Supply projected to increase in 2024

We recorded no completions and three withdrawals (totalling 15,100 sqm) in the Sydney CBD. There is currently 212,100 sqm of stock under construction in the Sydney CBD with completion dates spanning 2024 and 2025. The largest project under construction is 1 Elizabeth Street (65,000 sqm) which is one of the towers being built above the Martin Place Metro station.

We recorded two office completions across the Sydney metropolitan markets over Q4 2023 which were M_Park Building A, 11 Khartoum Road, Macquarie Park (16,920 sqm) and The Brewery Yard, 5 Central Park Avenue, Sydney Fringe (5,769 sqm). There is 203,500 sqm under construction across Sydney’s nine metropolitan office markets.

Rents continue to grow for prime grade stock

The Sydney CBD recorded prime net effective rental growth of 0.5% over Q4 2023, mainly driven by an uplift in face rents. Average prime incentives increased by a minor amount to 35.0%. Prime net face rents recorded growth of 1.5% over the quarter as occupier demand remained solid for prime grade stock in certain parts of the market, such as around Circular Quay.
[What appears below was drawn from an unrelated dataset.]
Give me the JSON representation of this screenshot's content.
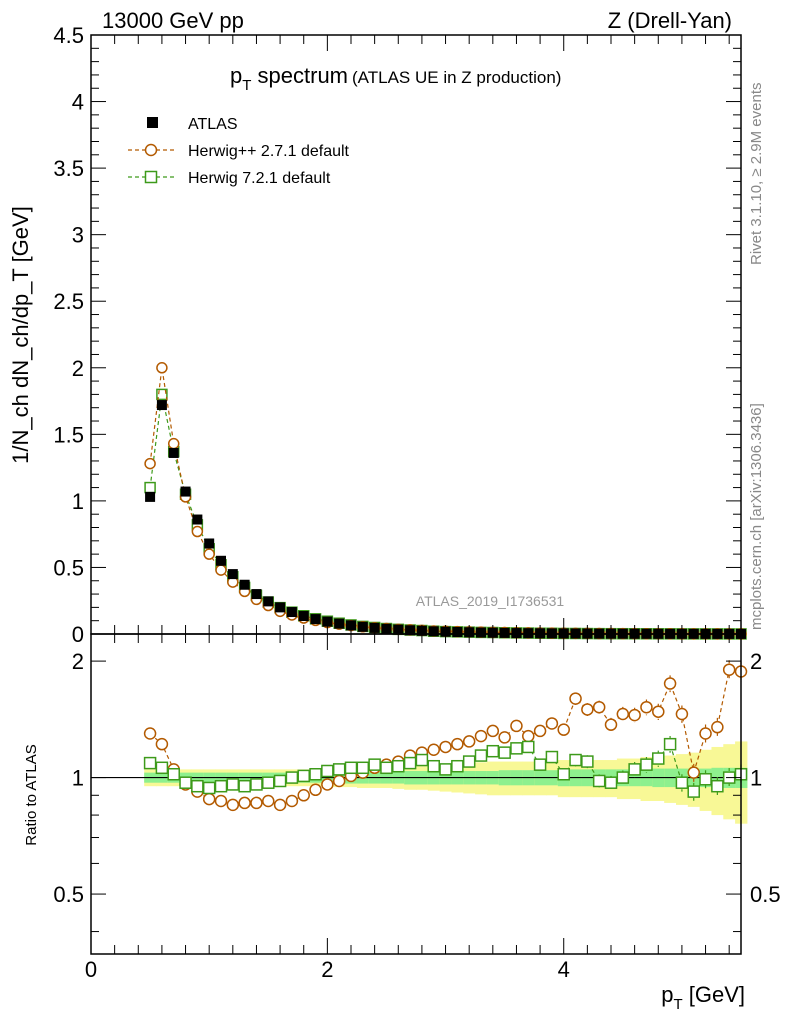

Prime yields softened across all Sydney office markets, with the Sydney CBD prime yield range expanding 25 bps on the upper and lower end to 5.00%-6.38%. The softening is a reflection of sentiment in the market, in light of an elevated cost of debt environment as well as global economic uncertainty which is impacting pricing levels.

Outlook: New office completions to push vacancy rates upwards

There will be a substantial amount of development activity in the Sydney CBD over 2024 with 180,400 sqm of stock projected to complete. This will be the second highest annual completion figure over the past 20 years. However, this stock has received healthy levels of pre-commitments (~65%). The largest development is 1 Elizabeth Street (65,000 sqm) which is projected to complete in the first half of 2024.

The flight-to-quality theme will likely widen the vacancy spread between newer and older stock as tenants continue moving into quality space, leading to a higher vacancy rate in older-style office accommodation. A number of large office sales are expected to transact over the first half of 2024, which will provide further insights into asset pricing in the current macroeconomic environment.

Note: Sydney Office refers to Sydney's CBD office market (all grades).